Se é sabido, e comprovado, que o traje estudantil, ao longo dos séculos, nunca teve pretensão de distinguir ricos de pobres, mas tão somente o foro académico (distinguir os estudantes do resto da população - de que os regulamentos vários ligados ao foro académico e ao uso da indumentária atestam), não deixa de ser preciosa esta menção, entre os vários argumentos apresentados para suportar o pedido (aliás, se virmos bem, qualquer predicado serve quando queremos justificar algo), porque nos situa cronologicamente no ponto a partir do qual o mero argumento irá, mais tarde, tornar-se, erroneamente, explicação.

Torna-se, assim, este artigo, um documento ímpar que refere, embora apenas como argumento (ou seja, como consequência), que uma das virtudes do traje era o de nivelar e igualizar os estudantes, quanto ao seu estatuto social.

Os argumentos que constam do manifesto, então dirigido ao Rei, D. Luís I,  (e pedindo diferimento através da Secretaria de Estado dos Negócios do Reino) foram os seguintes:

  1. Economia aliada à máxima decência no vestuário;
  2. Evitar distinção e rivalidades de aparências de fortuna em uma classe onde somente devem fomentar o desenvolver-se de distinções e rivalidades de talento, aplicação e bons costmes;
  3. Provocar maior união, não só do estudante portuense, mas do estudante português (...);
  4. Facultar aos menos favorecidos de meios pecuniários, mas foverecidos de talento e de vontade, mais fácil ingresso nos templos da ciência com manifesta utilidade do estado sem prejuízo algum das suas finanças.

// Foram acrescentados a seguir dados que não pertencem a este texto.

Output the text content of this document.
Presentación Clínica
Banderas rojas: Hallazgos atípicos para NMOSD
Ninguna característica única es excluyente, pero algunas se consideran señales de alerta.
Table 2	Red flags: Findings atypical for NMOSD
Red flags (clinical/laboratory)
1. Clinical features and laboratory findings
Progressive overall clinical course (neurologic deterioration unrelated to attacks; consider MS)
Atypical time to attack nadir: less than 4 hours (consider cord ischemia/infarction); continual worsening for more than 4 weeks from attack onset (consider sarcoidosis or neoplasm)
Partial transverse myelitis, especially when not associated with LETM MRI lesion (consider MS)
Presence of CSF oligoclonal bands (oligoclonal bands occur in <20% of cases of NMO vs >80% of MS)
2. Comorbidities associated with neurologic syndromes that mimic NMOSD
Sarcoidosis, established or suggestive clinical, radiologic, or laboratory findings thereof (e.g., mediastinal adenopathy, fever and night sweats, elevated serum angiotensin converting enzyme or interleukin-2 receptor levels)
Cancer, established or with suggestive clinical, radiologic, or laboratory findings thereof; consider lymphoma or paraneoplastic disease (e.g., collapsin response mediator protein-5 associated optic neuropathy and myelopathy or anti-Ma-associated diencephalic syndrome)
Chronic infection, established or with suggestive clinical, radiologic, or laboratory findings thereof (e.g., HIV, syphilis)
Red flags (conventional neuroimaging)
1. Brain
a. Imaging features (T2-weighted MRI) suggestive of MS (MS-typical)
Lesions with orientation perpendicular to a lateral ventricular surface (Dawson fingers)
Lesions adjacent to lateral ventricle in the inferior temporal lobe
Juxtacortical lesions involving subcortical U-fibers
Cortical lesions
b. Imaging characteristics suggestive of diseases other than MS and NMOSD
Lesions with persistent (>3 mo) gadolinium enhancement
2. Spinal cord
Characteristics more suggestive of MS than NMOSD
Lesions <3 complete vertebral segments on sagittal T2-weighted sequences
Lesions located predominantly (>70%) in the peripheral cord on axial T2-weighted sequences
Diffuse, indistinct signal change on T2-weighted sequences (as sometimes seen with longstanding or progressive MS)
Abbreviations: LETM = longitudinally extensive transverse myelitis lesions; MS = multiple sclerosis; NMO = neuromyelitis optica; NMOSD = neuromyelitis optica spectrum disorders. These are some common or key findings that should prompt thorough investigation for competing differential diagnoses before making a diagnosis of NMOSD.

Como podemos ver, enaltecem-se as virtudes do traje, sendo que o artigo nos dá a entender que o pano em questão (o modelo burguês de que deriva a actual capa e batina) estaria mais ao alcance da bolsa dos estudantes do que o anterior uniforme talar (e mais em consonância com o ideário político em voga) . Qual o preço praticado, isso, não sabemos, para afiançar com toda a segurança.

Parece-nos, igualmente, que o argumento da igualização entre estudantes (em clara oposição às anteriores vestes que nunca foram totalmente uniformes entre escolares) poderá, quiçá, advir desse mesmo sentimento ou ideário republicano (e inspirado na França revolucionária da "Liberté, Égalité et Fraternité", que é a pátria da "Déclaration Universelle des Droits de l'Homme", de 1789) de tornar todos iguais (algo que, como sabemos, será sempre utópico).

Estamos, assim, em crer que este documento nos vem indiciar a origem dessa explicação truncada sobre a origem do traje que, durante anos, foi, erradamente, doutrinada nas praxes, onde se dizia que o traje tinha sido criado com esse propósito.
Convém relembrar que, mesmo depois de se generalizar, o modelo burguês, a "actual" capa e batina, não deixou de possibilitar a exibição de diferenças, bastando (re)lembrar, a título de exemplo, que os coletes, durante as primeiras décadas do séc. XX, se apresentavam de várias cores e feitios, tal como as gravatas).

Sabemos, agora, um pouco mais.


O Comércio do Porto, de 29 Fevereiro de 1888, página 1.